Se Jayme vencer a convenção, a guerra política apenas mudará de palco. O senador ainda precisará obter o aval da Federação União Progressista, formada por União Brasil e PP, onde novas negociações sobre alianças e a chapa majoritária poderão redefinir os rumos da disputa pelo Palácio Paiaguás.
Enquanto isso, os bastidores fervem. Lideranças políticas comentam que o grupo de Mauro Mendes estaria atuando intensamente para convencer convencionais a rejeitarem a candidatura de Jayme e manter o partido na aliança com Pivetta. Embora essas articulações não sejam confirmadas oficialmente, dominam as conversas nos meios políticos.
A decisão ficará nas mãos de cerca de 50 convencionais.
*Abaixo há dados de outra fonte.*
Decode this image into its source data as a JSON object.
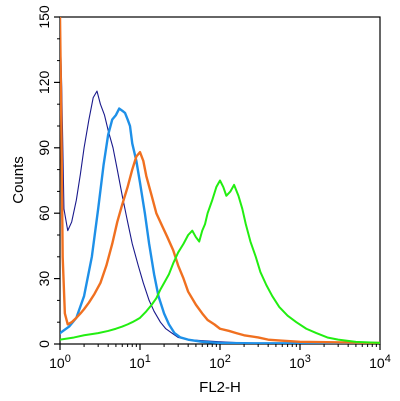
{
  "chart_data": {
    "type": "line",
    "xlabel": "FL2-H",
    "ylabel": "Counts",
    "x_scale": "log",
    "xlim": [
      1,
      10000
    ],
    "ylim": [
      0,
      150
    ],
    "x_ticks": [
      {
        "value": 1,
        "base": "10",
        "exp": "0"
      },
      {
        "value": 10,
        "base": "10",
        "exp": "1"
      },
      {
        "value": 100,
        "base": "10",
        "exp": "2"
      },
      {
        "value": 1000,
        "base": "10",
        "exp": "3"
      },
      {
        "value": 10000,
        "base": "10",
        "exp": "4"
      }
    ],
    "y_ticks": [
      "0",
      "30",
      "60",
      "90",
      "120",
      "150"
    ],
    "grid": false,
    "legend": "none",
    "series": [
      {
        "color": "#1a1a8c",
        "x": [
          1.0,
          1.05,
          1.12,
          1.25,
          1.4,
          1.6,
          1.8,
          2.0,
          2.3,
          2.6,
          2.9,
          3.2,
          3.6,
          4.0,
          4.6,
          5.2,
          6.0,
          7.0,
          8.0,
          9.5,
          11,
          13,
          15,
          18,
          21,
          25,
          30,
          40,
          60,
          100,
          200,
          1000,
          10000
        ],
        "values": [
          150,
          118,
          62,
          52,
          56,
          66,
          78,
          90,
          103,
          113,
          116,
          110,
          105,
          98,
          90,
          80,
          68,
          56,
          46,
          36,
          28,
          20,
          15,
          10,
          7,
          5,
          3,
          2,
          1.5,
          1,
          0.5,
          0.3,
          0.3
        ]
      },
      {
        "color": "#1e90e8",
        "x": [
          1.0,
          1.3,
          1.6,
          2.0,
          2.5,
          3.0,
          3.5,
          4.0,
          4.5,
          5.0,
          5.5,
          6.0,
          6.5,
          7.0,
          7.5,
          8.0,
          9.0,
          10,
          11.5,
          13,
          15,
          17,
          20,
          23,
          27,
          32,
          40,
          60,
          100,
          300,
          10000
        ],
        "values": [
          5,
          8,
          12,
          22,
          40,
          62,
          82,
          96,
          103,
          105,
          108,
          107,
          106,
          103,
          100,
          92,
          84,
          74,
          60,
          46,
          32,
          22,
          14,
          9,
          5,
          3,
          2,
          1,
          0.5,
          0.3,
          0.3
        ]
      },
      {
        "color": "#f07020",
        "x": [
          1.0,
          1.04,
          1.08,
          1.15,
          1.25,
          1.4,
          1.6,
          1.8,
          2.0,
          2.3,
          2.7,
          3.2,
          3.8,
          4.5,
          5.2,
          6.0,
          7.0,
          8.0,
          9.0,
          10,
          11,
          12,
          14,
          16,
          19,
          22,
          26,
          30,
          35,
          40,
          50,
          60,
          70,
          85,
          100,
          130,
          160,
          200,
          300,
          400,
          600,
          1000,
          10000
        ],
        "values": [
          150,
          100,
          40,
          14,
          9,
          10,
          12,
          14,
          16,
          19,
          23,
          28,
          36,
          46,
          56,
          64,
          72,
          80,
          86,
          88,
          84,
          77,
          68,
          60,
          54,
          49,
          43,
          36,
          30,
          24,
          18,
          14,
          11,
          9,
          7,
          6,
          5,
          4,
          3,
          2,
          1.5,
          1,
          0.5
        ]
      },
      {
        "color": "#22ee11",
        "x": [
          1.0,
          1.5,
          2.0,
          3.0,
          4.0,
          5.0,
          6.0,
          7.0,
          8.0,
          9.0,
          10,
          12,
          14,
          16,
          18,
          20,
          23,
          26,
          30,
          35,
          40,
          45,
          50,
          55,
          60,
          65,
          70,
          80,
          90,
          100,
          110,
          120,
          135,
          150,
          170,
          190,
          210,
          240,
          280,
          320,
          380,
          450,
          550,
          700,
          900,
          1200,
          1600,
          2200,
          3000,
          5000,
          10000
        ],
        "values": [
          2,
          3,
          4,
          5,
          6,
          7,
          8,
          9,
          10,
          11,
          12,
          15,
          18,
          21,
          25,
          28,
          32,
          37,
          42,
          46,
          50,
          52,
          49,
          47,
          52,
          55,
          60,
          66,
          72,
          75,
          72,
          68,
          70,
          73,
          68,
          62,
          55,
          47,
          40,
          33,
          27,
          22,
          17,
          13,
          10,
          7,
          5,
          3,
          2,
          1,
          0.5
        ]
      }
    ]
  }
}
Jayme afirma contar com pelo menos 35 votos, suficientes para aprovar a candidatura própria. Se a conta fechar, o cenário eleitoral será redesenhado. Se não, o União Brasil permanecerá na base governista, fortalecendo o projeto de Pivetta.
Até quinta-feira, a expectativa é de uma intensa disputa de bastidores, marcada por telefonemas, reuniões reservadas e tentativas de convencimento de ambos os lados. No fim, cerca de 50 votos secretos poderão definir não apenas o futuro do União Brasil, mas também o rumo da sucessão estadual em 2026.